Aaron: What practices did you pursue differently to out-do your competitors and remain the title holder?
Phil: I was really focusing on making sure I could recover faster than all of them. Every time you read a magazine about someone’s training, they never talk about how they recover from that hard training session. My whole focus was to say…after a hard session, what could allow me to still get out of bed the next day. I researched to see what type of massage therapy I needed and also what other things that I could do. Everything had purpose. I had acupuncture for my spine, electronic stimulation, tissue massage, different trailing and stretch exercises, just everything you could imagine.

Aaron: You are also a father. Being a muscle builder and champion, how has this been for you and your family?
Phil: I think it’s been great, because action speaks louder than words. My core values of having a willingness to learn new things, being hard working, having discipline and perseverance through those tough moments, and seeing things falling through with your dreams and inspirations, I was really able to hammer that home. My family could see that this could be transcended into other areas of life. They realize that my hard work has been rewarded. Our country was built on pride. Kids nowadays don’t really have pride in all of the right areas. I care about my body and I care about the sport, and I’m now able to share my story with other people like you because of it. My family has been very supportive.

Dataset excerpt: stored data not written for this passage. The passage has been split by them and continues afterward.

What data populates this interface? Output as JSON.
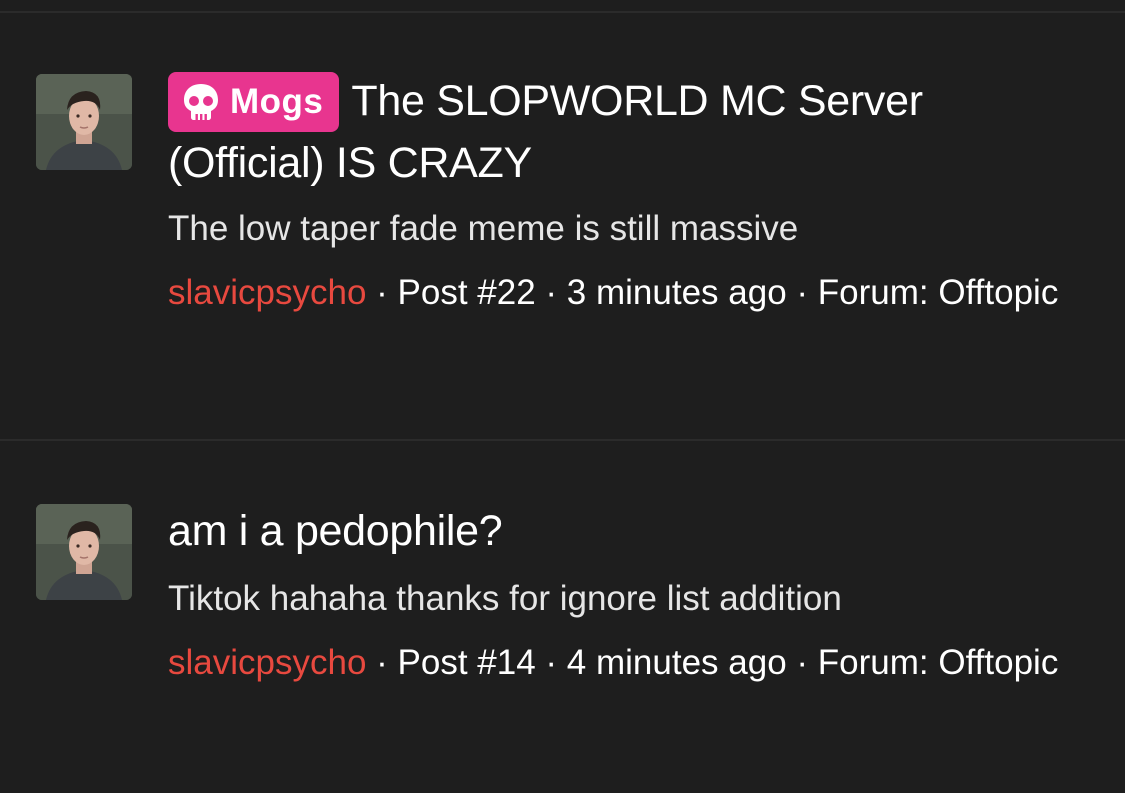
{
  "results": [
    {
      "prefix": "Mogs",
      "title": "The SLOPWORLD MC Server (Official) IS CRAZY",
      "snippet": "The low taper fade meme is still massive",
      "username": "slavicpsycho",
      "sep1": " · ",
      "post": "Post #22",
      "sep2": " · ",
      "time": "3 minutes ago",
      "sep3": " · ",
      "forum_label": "Forum: ",
      "forum": "Offtopic"
    },
    {
      "title": "am i a pedophile?",
      "snippet": "Tiktok hahaha thanks for ignore list addition",
      "username": "slavicpsycho",
      "sep1": " · ",
      "post": "Post #14",
      "sep2": " · ",
      "time": "4 minutes ago",
      "sep3": " · ",
      "forum_label": "Forum: ",
      "forum": "Offtopic"
    }
  ],
  "colors": {
    "background": "#1e1e1e",
    "prefix_badge": "#e8358f",
    "username": "#e8493f",
    "divider": "#2b2b2b"
  },
  "icons": {
    "prefix_icon": "skull-icon",
    "avatar": "user-avatar"
  }
}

Aaron: What advice would you give to those looking to make a career in your line of work?
Phil: I would definitely say pick up the magazines to see if there is anything that interests you. There are different types of body builders. Someone is going to be in there that you may aspire to be like because maybe they look like you or have the same structure or height as you. Do a lot of research. Just research and have a positive attitude, give it a try and don’t worry about anybody else. If somebody tells you that you can’t do it, they don’t know your heart; they don’t know your mind and soul. I tell people all the time you can’t measure a person’s heart. Just go in there with the right attitude and kick some butt in that gym, and get after it every day. Sometimes it’s going to suck; you’re going to have those bad days, but you’re much better off in there than at the bar on happy hour. It’s much more cleansing.

Aaron: Would you like to add anything else before we close?
Phil: I would say that in regards to the movie there are certain parts of it that aren’t as factual, because you have to make it entertaining. The main thing that I want people to gather from this is that each and every one of us poured a lot of energy into this project while we were training for a show.

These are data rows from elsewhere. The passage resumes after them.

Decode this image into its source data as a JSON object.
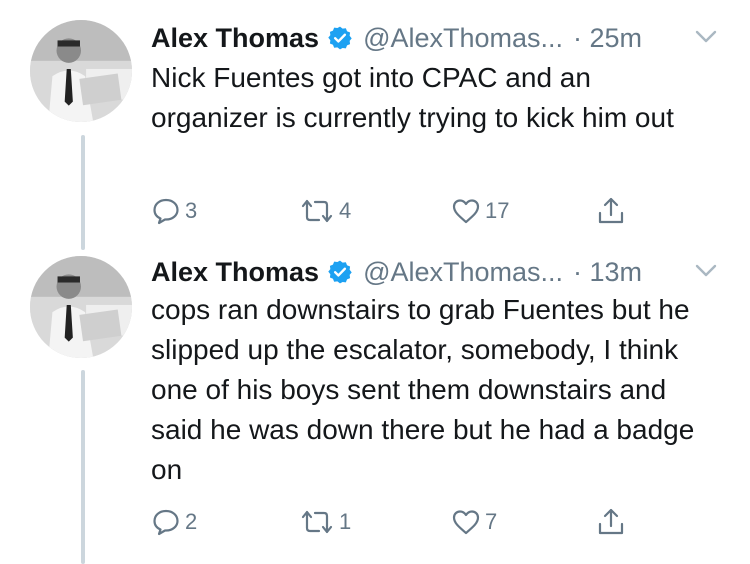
{
  "tweets": [
    {
      "name": "Alex Thomas",
      "handle": "@AlexThomas...",
      "time": "· 25m",
      "text": "Nick Fuentes got into CPAC and an organizer is currently trying to kick him out",
      "replies": "3",
      "retweets": "4",
      "likes": "17"
    },
    {
      "name": "Alex Thomas",
      "handle": "@AlexThomas...",
      "time": "· 13m",
      "text": "cops ran downstairs to grab Fuentes but he slipped up the escalator, somebody, I think one of his boys sent them downstairs and said he was down there but he had a badge on",
      "replies": "2",
      "retweets": "1",
      "likes": "7"
    }
  ],
  "icons": {
    "verified": "verified-badge-icon",
    "caret": "chevron-down-icon",
    "reply": "reply-icon",
    "retweet": "retweet-icon",
    "like": "heart-icon",
    "share": "share-icon"
  },
  "colors": {
    "verified": "#1da1f2",
    "muted": "#657786",
    "thread_line": "#ccd6dd"
  }
}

For me, I am very blessed to be Mr. Olympia and the star of the movie. I hope that more people can do more research about who I am and what I’m about based on that film, and realize that you got to see a glimpse of who I am, but you’ll see much much more through my website and social media. And who knows, maybe they’ll see me at an appearance near them because I travel all over the world. I’m always going to help people and give them a great message of being motivated and kicking some butt in that gym, and feeling better about their health. I’m not here to pass judgment. I’m here writing these articles to help. The biggest message that I want to get across is that I’m Mr. Olympian 3x over and I’m here to help people.